PACBACK Trial Tests Prevention Strategy for Chronic Low Back Pain

Key Takeaways
- Supported self-management was associated with lower mean low back pain impact than medical care at 10 to 12 months.
- Spinal manipulation did not differ from medical care, and adding it to supported self-management did not improve outcomes further.
- Responder analyses and most secondary outcomes favored supported self-management, although investigators described the mean difference as small.
This 2 × 2 factorial randomized clinical trial was conducted in research clinics at the University of Minnesota and the University of Pittsburgh, Pennsylvania. Enrollment ran from November 2018 to May 2023, and follow-up concluded in June 2024. The trial randomized 1000 adults with acute or subacute low back pain and moderate to high risk of chronicity, and 928 completed follow-up. Participants received one of four 8-week strategies: spinal manipulation therapy, supported self-management, the combination, or guideline-based medical care. The primary endpoint was the low back pain impact score on the NIH Task Force on Chronic LBP scale, which ranges from 8 to 50, during months 10 to 12.

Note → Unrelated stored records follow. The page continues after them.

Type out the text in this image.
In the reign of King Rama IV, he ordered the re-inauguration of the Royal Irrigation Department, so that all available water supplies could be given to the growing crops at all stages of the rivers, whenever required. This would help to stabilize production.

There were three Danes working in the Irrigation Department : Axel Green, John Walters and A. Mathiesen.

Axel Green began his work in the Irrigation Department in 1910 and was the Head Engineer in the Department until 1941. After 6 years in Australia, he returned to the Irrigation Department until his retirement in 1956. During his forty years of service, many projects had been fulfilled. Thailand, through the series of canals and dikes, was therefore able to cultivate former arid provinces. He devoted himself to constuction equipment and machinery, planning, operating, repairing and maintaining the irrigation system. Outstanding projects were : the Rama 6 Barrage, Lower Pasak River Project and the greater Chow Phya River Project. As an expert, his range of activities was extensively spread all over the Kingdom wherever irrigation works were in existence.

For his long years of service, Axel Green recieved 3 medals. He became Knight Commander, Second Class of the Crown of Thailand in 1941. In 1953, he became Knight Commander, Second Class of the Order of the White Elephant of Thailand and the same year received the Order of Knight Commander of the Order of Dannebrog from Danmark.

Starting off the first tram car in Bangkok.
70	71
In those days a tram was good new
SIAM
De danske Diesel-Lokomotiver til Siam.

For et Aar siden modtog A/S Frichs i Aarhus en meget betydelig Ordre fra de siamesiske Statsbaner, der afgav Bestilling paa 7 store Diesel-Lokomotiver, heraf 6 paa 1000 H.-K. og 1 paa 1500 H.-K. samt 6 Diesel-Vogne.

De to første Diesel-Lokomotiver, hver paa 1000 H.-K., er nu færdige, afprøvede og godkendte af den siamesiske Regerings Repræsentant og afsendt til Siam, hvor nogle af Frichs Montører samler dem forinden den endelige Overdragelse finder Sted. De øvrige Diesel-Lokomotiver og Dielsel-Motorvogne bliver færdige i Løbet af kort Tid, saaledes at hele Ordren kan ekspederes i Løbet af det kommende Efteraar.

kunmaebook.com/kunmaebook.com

The omnibus test for the primary outcome was statistically significant (p = .006). Compared with medical care, mean low back pain impact scores were lower with supported self-management by -1.7, with a 95% CI from -2.7 to -0.6. The combined self-management and spinal manipulation group showed a mean difference of -1.3, with a 95% CI from -2.5 to 0, while spinal manipulation therapy alone showed -0.3, with a 95% CI from -1.5 to 1.0. In responder analyses, 64% of the supported self-management group and 55% of the medical care group achieved at least a 50% reduction in pain impact. Adding spinal manipulation to supported self-management did not provide additional benefit.
Supported self-management also outperformed medical care on most secondary outcomes, including chronicity and low back pain burden, health care and medication use, productivity, patient-reported outcomes, biopsychosocial measures, and potential mediating psychosocial measures. The supported self-management group also had 12% fewer participants who reported chronic pain that frequently interfered with regular activities. Mediation analyses showed that changes in psychosocial factors at 6 months explained 76% of supported self-management effects at 1 year.